At this time, there is strong evidence supporting the belief that C-peptide may be beneficial not only for nerve function, but also for the treatment and prevention of other long-term complications caused by type 1 diabetes such as nephropathy and perhaps retinopathy. Phase II clinical studies are ongoing at this time to demonstrate the safety and efficacy of C-peptide replacement therapy for the treatment of diabetic peripheral neuropathy. I can hear the trumpets playing already. I'll be right there with pen-in-hand ready to sign the dotted line for such a study. Thank you, Scott and thank you, Creative Peptides.
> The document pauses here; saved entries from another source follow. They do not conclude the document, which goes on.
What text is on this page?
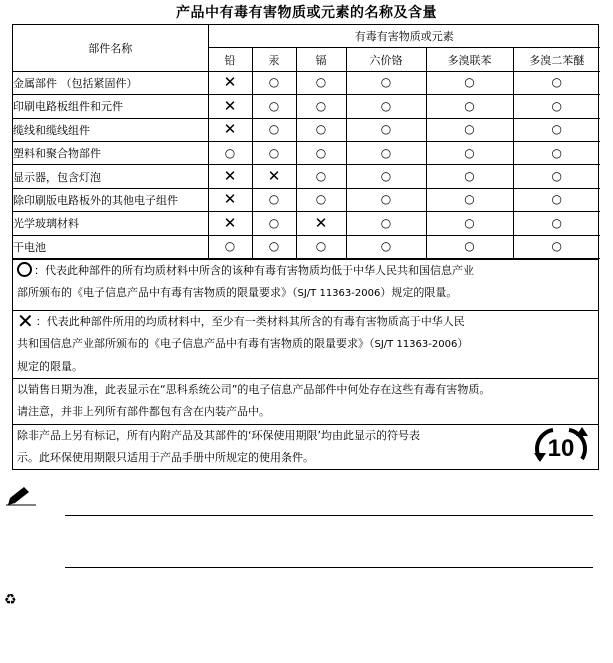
产品中有毒有害物质或元素的名称及含量
部件名称	有毒有害物质或元素					
	铅	汞	镉	六价铬	多溴联苯	多溴二苯醚
金属部件 （包括紧固件）	✕	○	○	○	○	○
印刷电路板组件和元件	✕	○	○	○	○	○
缆线和缆线组件	✕	○	○	○	○	○
塑料和聚合物部件	○	○	○	○	○	○
显示器，包含灯泡	✕	✕	○	○	○	○
除印刷版电路板外的其他电子组件	✕	○	○	○	○	○
光学玻璃材料	✕	○	✕	○	○	○
干电池	○	○	○	○	○	○
：代表此种部件的所有均质材料中所含的该种有毒有害物质均低于中华人民共和国信息产业
部所颁布的《电子信息产品中有毒有害物质的限量要求》（SJ/T 11363-2006）规定的限量。
✕ ：代表此种部件所用的均质材料中，至少有一类材料其所含的有毒有害物质高于中华人民
共和国信息产业部所颁布的《电子信息产品中有毒有害物质的限量要求》（SJ/T 11363-2006）
规定的限量。
以销售日期为准，此表显示在“思科系统公司”的电子信息产品部件中何处存在这些有毒有害物质。
请注意，并非上列所有部件都包有含在内装产品中。
除非产品上另有标记，所有内附产品及其部件的‘环保使用期限’均由此显示的符号表
示。此环保使用期限只适用于产品手册中所规定的使用条件。	10
♻
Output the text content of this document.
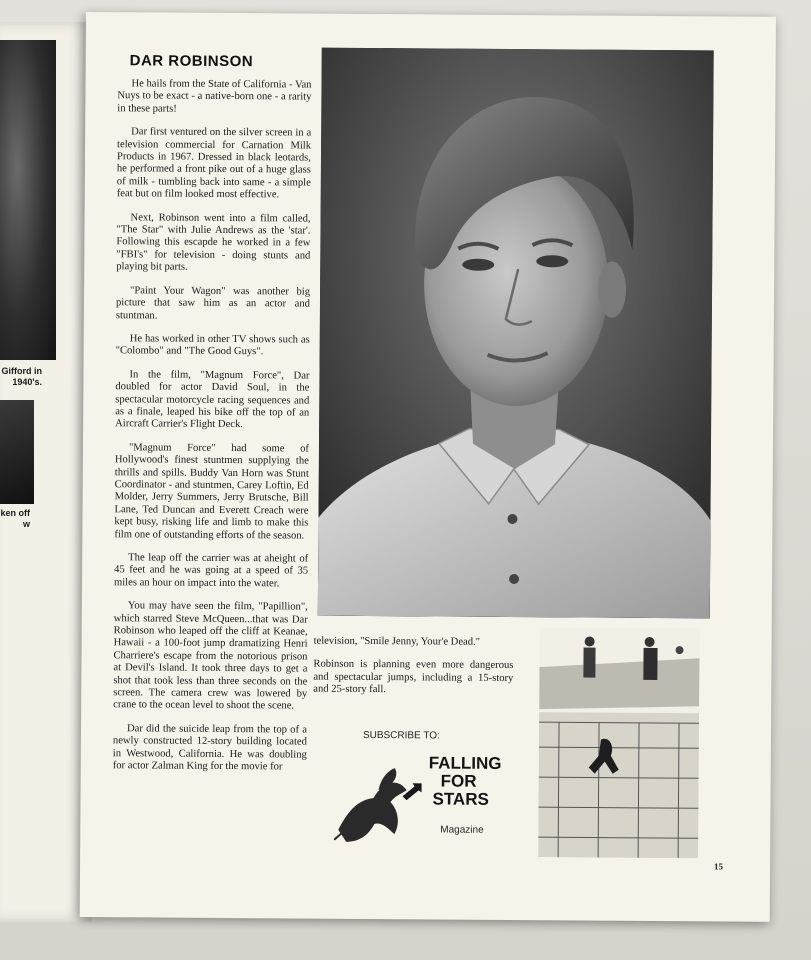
Gifford in
1940's.
ken off
w
DAR ROBINSON

He hails from the State of California - Van Nuys to be exact - a native-born one - a rarity in these parts!

Dar first ventured on the silver screen in a television commercial for Carnation Milk Products in 1967. Dressed in black leotards, he performed a front pike out of a huge glass of milk - tumbling back into same - a simple feat but on film looked most effective.

Next, Robinson went into a film called, "The Star" with Julie Andrews as the 'star'. Following this escapde he worked in a few "FBI's" for television - doing stunts and playing bit parts.

"Paint Your Wagon" was another big picture that saw him as an actor and stuntman.

He has worked in other TV shows such as "Colombo" and "The Good Guys".

In the film, "Magnum Force", Dar doubled for actor David Soul, in the spectacular motorcycle racing sequences and as a finale, leaped his bike off the top of an Aircraft Carrier's Flight Deck.

"Magnum Force" had some of Hollywood's finest stuntmen supplying the thrills and spills. Buddy Van Horn was Stunt Coordinator - and stuntmen, Carey Loftin, Ed Molder, Jerry Summers, Jerry Brutsche, Bill Lane, Ted Duncan and Everett Creach were kept busy, risking life and limb to make this film one of outstanding efforts of the season.

The leap off the carrier was at aheight of 45 feet and he was going at a speed of 35 miles an hour on impact into the water.

You may have seen the film, "Papillion", which starred Steve McQueen...that was Dar Robinson who leaped off the cliff at Keanae, Hawaii - a 100-foot jump dramatizing Henri Charriere's escape from the notorious prison at Devil's Island. It took three days to get a shot that took less than three seconds on the screen. The camera crew was lowered by crane to the ocean level to shoot the scene.

Dar did the suicide leap from the top of a newly constructed 12-story building located in Westwood, California. He was doubling for actor Zalman King for the movie for

television, "Smile Jenny, Your'e Dead."

Robinson is planning even more dangerous and spectacular jumps, including a 15-story and 25-story fall.

SUBSCRIBE TO:
FALLING
FOR
STARS
Magazine
15
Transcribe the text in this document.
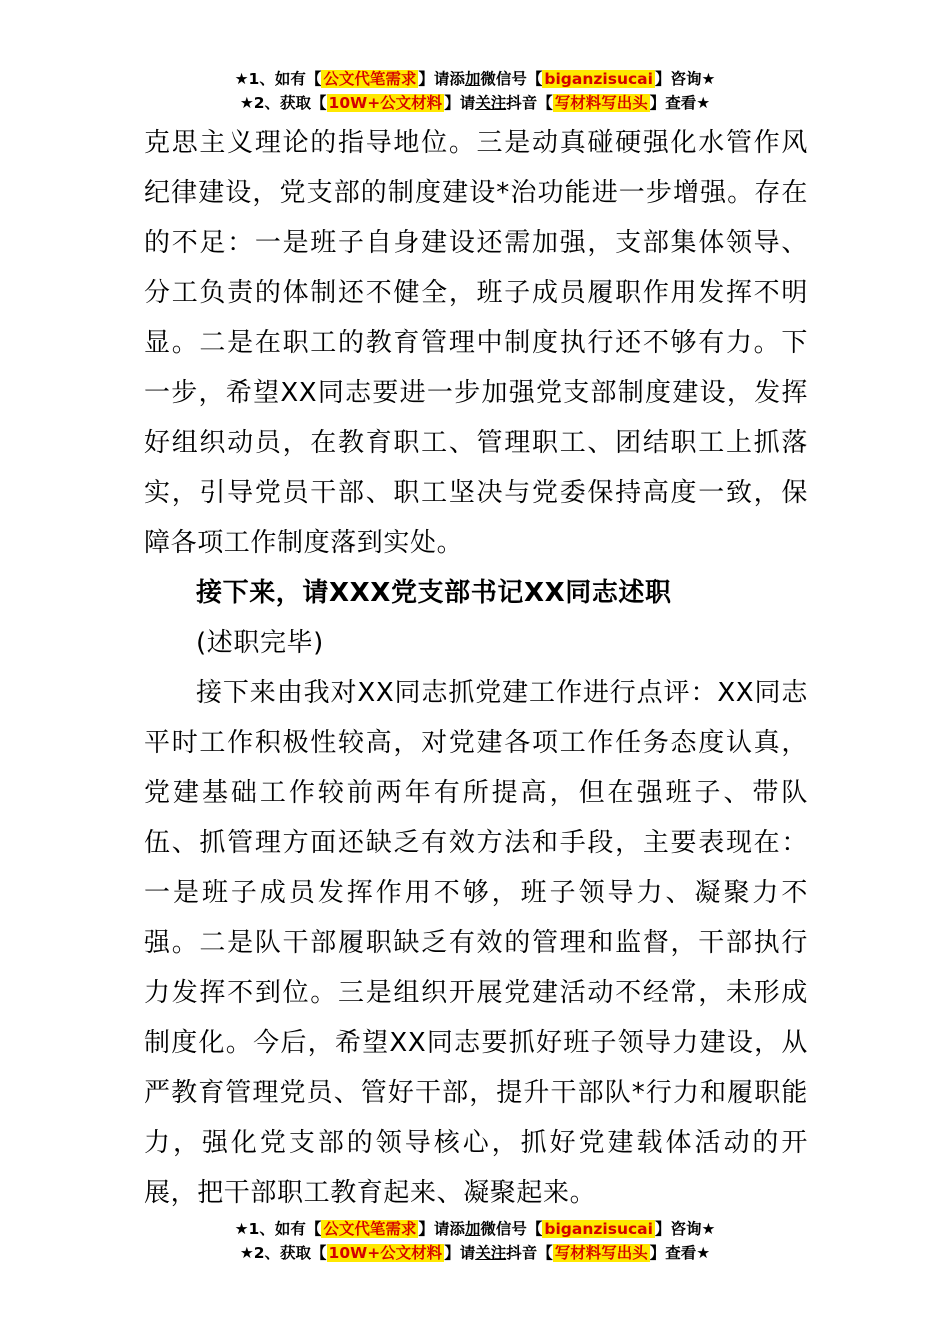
★1、如有【 公文代笔需求 】请添加微信号【 biganzisucai 】咨询★
★2、获取【 10W+公文材料 】请关注抖音【 写材料写出头 】查看★

克思主义理论的指导地位。三是动真碰硬强化水管作风纪律建设，党支部的制度建设*治功能进一步增强。存在的不足：一是班子自身建设还需加强，支部集体领导、分工负责的体制还不健全，班子成员履职作用发挥不明显。二是在职工的教育管理中制度执行还不够有力。下一步，希望XX同志要进一步加强党支部制度建设，发挥好组织动员，在教育职工、管理职工、团结职工上抓落实，引导党员干部、职工坚决与党委保持高度一致，保障各项工作制度落到实处。

接下来，请XXX党支部书记XX同志述职

(述职完毕)

接下来由我对XX同志抓党建工作进行点评：XX同志平时工作积极性较高，对党建各项工作任务态度认真，党建基础工作较前两年有所提高，但在强班子、带队伍、抓管理方面还缺乏有效方法和手段，主要表现在：一是班子成员发挥作用不够，班子领导力、凝聚力不强。二是队干部履职缺乏有效的管理和监督，干部执行力发挥不到位。三是组织开展党建活动不经常，未形成制度化。今后，希望XX同志要抓好班子领导力建设，从严教育管理党员、管好干部，提升干部队*行力和履职能力，强化党支部的领导核心，抓好党建载体活动的开展，把干部职工教育起来、凝聚起来。

★1、如有【 公文代笔需求 】请添加微信号【 biganzisucai 】咨询★
★2、获取【 10W+公文材料 】请关注抖音【 写材料写出头 】查看★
The Juvenile Diabetes Research Foundation announced that they have formed a partnership with MacroGenics. JDRF is providing up to $2 million to fund a clinical trial of a compound called anti-CD3 that has shown promise in slowing the progression of type 1 diabetes.

Anti-CD3 is capable of reducing the autoimmune attack that destroys insulin-producing beta cells. The treatment preserves beta cell function in newly diagnosed patients, and has the potential to decrease insulin requirements, leading to better glucose regulation, and decrease the complications of diabetes. Anti-CD3 blocks the function of CD3 cells - the T cells that destroy islets. The antibodies prevent "activation" of the T cells after they have identified their target, disarming them launching the attack on islets.

Let's hope the peace talks between JDRF, MacroGenics, anti-CD3 and killer Ts result in progressive measures to make the type 1 diabetic body a peaceful place, once and for all.